CharSequence content = new StringBuffer("aaabbbccaaa");
String pattern = "([a-zA-Z])\\1\\1+";
String replace = "-";

Pattern patt = Pattern.compile(pattern, Pattern.CASE_INSENSITIVE);
Matcher matcher = patt.matcher(content);

boolean isMatch = matcher.find();
StringBuffer buffer = new StringBuffer();

for (int i = 0; i < content.length(); i++) {
    while (matcher.find()) {
        matcher.appendReplacement(buffer, replace);
    }
}
matcher.appendTail(buffer);
System.out.println(buffer.toString());

In the above code content is input string,

I am trying to find repetitive occurrences from string and want to replace it with max no of occurrences

For Example

input - ("abaaadccc",2)
output - "abaadcc"
here aaa and ccc is replced by aa and cc as max allowed repitation is 2

In the above code, I found such occurrences and tried replacing them with - , it's working, But can someone help me How can I get current char and replace with allowed occurrences

ie If aaa is found it is replaced by aa

or is there any alternative method w/o using regex?

Answer 1

You can declare the second group in a regex and use it as a replacement:

String result = "aaabbbccaaa".replaceAll("(([a-zA-Z])\\2)\\2+", "$1");

Here's how it works:

(                        first group - a character repeated two times
    ([a-zA-Z])           second group - a character
    \2                   a character repeated once
)                        
\2+                      a character repeated at least once more

Thus, the first group captures a replacement string.

It isn't hard to extrapolate this solution for a different maximum value of allowed repeats:

String input = "aaaaabbcccccaaa";
int maxRepeats = 4;
String pattern = String.format("(([a-zA-Z])\\2{%s})\\2+", maxRepeats-1);
String result = input.replaceAll(pattern, "$1");
System.out.println(result); //aaaabbccccaaa

Answer 2

Since you defined a group in your regex, you can get the matching characters of this group by calling matcher.group(1) . In your case it contains the first character from the repeating group so by appending it twice you get your expected result.

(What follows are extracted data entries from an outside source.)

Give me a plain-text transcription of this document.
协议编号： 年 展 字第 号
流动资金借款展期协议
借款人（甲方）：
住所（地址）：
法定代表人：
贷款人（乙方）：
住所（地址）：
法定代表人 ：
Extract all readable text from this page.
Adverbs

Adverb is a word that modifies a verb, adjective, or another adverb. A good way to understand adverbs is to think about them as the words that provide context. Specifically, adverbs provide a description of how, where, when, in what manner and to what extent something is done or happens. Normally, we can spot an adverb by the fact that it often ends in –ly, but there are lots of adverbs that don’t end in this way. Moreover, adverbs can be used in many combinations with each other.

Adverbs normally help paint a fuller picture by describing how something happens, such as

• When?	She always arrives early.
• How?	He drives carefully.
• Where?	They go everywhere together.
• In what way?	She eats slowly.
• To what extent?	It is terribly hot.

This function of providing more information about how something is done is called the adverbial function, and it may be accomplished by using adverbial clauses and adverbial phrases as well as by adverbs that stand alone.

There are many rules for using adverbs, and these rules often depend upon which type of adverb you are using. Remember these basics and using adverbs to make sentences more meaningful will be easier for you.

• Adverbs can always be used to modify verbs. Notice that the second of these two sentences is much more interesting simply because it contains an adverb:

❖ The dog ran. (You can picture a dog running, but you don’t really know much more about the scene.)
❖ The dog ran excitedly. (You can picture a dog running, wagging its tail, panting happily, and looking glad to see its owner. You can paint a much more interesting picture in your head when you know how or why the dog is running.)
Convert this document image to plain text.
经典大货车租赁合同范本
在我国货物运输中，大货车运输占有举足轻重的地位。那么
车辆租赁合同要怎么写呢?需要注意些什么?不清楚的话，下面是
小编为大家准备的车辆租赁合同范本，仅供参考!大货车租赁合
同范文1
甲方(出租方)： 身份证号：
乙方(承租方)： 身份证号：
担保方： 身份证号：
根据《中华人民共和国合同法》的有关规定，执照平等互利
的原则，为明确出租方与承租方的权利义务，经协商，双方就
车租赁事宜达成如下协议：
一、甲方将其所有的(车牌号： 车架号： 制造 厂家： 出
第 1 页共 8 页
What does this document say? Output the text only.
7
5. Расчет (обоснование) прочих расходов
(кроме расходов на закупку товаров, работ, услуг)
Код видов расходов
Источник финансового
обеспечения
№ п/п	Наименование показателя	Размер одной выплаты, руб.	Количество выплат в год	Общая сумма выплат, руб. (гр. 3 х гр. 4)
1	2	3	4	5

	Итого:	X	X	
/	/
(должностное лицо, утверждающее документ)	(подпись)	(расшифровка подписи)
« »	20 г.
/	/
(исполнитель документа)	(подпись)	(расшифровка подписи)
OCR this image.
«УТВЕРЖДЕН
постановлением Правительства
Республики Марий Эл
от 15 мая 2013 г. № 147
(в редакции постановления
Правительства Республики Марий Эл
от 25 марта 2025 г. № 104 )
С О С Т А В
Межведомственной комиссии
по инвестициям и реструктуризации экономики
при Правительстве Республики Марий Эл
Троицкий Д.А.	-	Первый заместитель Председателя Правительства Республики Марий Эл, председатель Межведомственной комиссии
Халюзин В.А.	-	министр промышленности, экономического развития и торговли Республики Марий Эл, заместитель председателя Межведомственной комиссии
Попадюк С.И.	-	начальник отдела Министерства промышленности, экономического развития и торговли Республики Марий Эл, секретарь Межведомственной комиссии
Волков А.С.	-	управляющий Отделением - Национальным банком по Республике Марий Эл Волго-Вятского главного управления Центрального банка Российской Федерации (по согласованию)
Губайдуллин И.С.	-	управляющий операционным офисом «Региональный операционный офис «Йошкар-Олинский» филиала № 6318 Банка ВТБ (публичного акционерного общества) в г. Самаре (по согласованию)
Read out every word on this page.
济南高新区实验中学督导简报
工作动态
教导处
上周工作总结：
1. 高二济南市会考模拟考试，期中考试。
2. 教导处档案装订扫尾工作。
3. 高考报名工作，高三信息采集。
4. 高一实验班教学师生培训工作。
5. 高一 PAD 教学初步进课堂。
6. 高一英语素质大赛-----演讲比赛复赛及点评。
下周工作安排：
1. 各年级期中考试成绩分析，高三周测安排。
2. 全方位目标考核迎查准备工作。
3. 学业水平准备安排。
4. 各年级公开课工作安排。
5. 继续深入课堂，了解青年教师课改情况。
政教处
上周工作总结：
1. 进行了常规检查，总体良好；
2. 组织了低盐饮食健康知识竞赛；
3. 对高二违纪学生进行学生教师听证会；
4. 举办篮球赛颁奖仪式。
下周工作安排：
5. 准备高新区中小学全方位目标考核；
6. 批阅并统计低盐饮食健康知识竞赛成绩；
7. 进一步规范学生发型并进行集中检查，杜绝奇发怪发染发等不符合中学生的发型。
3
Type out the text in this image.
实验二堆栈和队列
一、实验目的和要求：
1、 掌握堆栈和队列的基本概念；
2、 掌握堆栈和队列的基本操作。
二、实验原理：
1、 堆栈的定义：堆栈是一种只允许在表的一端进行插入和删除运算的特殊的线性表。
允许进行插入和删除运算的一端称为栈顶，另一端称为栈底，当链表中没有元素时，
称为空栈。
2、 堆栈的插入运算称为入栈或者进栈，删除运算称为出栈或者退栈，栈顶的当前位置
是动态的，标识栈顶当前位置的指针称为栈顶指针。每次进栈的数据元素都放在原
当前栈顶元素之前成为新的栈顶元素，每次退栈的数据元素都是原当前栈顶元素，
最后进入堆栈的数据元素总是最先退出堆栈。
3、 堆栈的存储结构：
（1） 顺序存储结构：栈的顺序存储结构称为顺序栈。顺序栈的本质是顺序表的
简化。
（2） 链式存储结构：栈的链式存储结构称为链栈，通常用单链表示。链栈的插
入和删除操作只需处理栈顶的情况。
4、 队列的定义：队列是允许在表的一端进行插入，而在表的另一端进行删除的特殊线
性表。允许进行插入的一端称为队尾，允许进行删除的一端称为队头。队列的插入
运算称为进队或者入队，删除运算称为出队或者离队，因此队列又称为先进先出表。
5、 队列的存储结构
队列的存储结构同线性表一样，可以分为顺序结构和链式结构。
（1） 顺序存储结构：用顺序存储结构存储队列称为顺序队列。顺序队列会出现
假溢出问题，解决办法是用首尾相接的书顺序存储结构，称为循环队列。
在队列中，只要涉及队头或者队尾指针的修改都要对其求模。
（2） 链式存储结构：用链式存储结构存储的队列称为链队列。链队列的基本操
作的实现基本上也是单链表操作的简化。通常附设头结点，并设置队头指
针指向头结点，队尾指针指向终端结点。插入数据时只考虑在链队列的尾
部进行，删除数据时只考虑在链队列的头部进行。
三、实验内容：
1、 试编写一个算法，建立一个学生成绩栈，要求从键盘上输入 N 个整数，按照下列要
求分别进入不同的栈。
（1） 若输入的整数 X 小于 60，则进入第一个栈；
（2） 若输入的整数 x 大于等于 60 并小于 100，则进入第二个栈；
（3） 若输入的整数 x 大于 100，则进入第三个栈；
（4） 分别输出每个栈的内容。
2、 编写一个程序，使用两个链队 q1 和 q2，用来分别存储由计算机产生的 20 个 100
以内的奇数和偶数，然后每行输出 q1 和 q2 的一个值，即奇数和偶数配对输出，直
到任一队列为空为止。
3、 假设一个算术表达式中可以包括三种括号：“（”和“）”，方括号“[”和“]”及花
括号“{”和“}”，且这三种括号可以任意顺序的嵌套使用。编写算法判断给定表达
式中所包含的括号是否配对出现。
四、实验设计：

    CharSequence content = new StringBuffer("aaabbbccaaa");
    String pattern = "([a-zA-Z])\\1\\1+";

    Pattern patt = Pattern.compile(pattern, Pattern.CASE_INSENSITIVE);
    Matcher matcher = patt.matcher(content);

    StringBuffer buffer = new StringBuffer();

    while (matcher.find()) {
        System.out.println("found : "+matcher.start()+","+matcher.end()+":"+matcher.group(1));
        matcher.appendReplacement(buffer, matcher.group(1)+matcher.group(1));
    }
    matcher.appendTail(buffer);
    System.out.println(buffer.toString());

Output:

found : 0,3:a
found : 3,6:b
found : 8,11:a
aabbccaa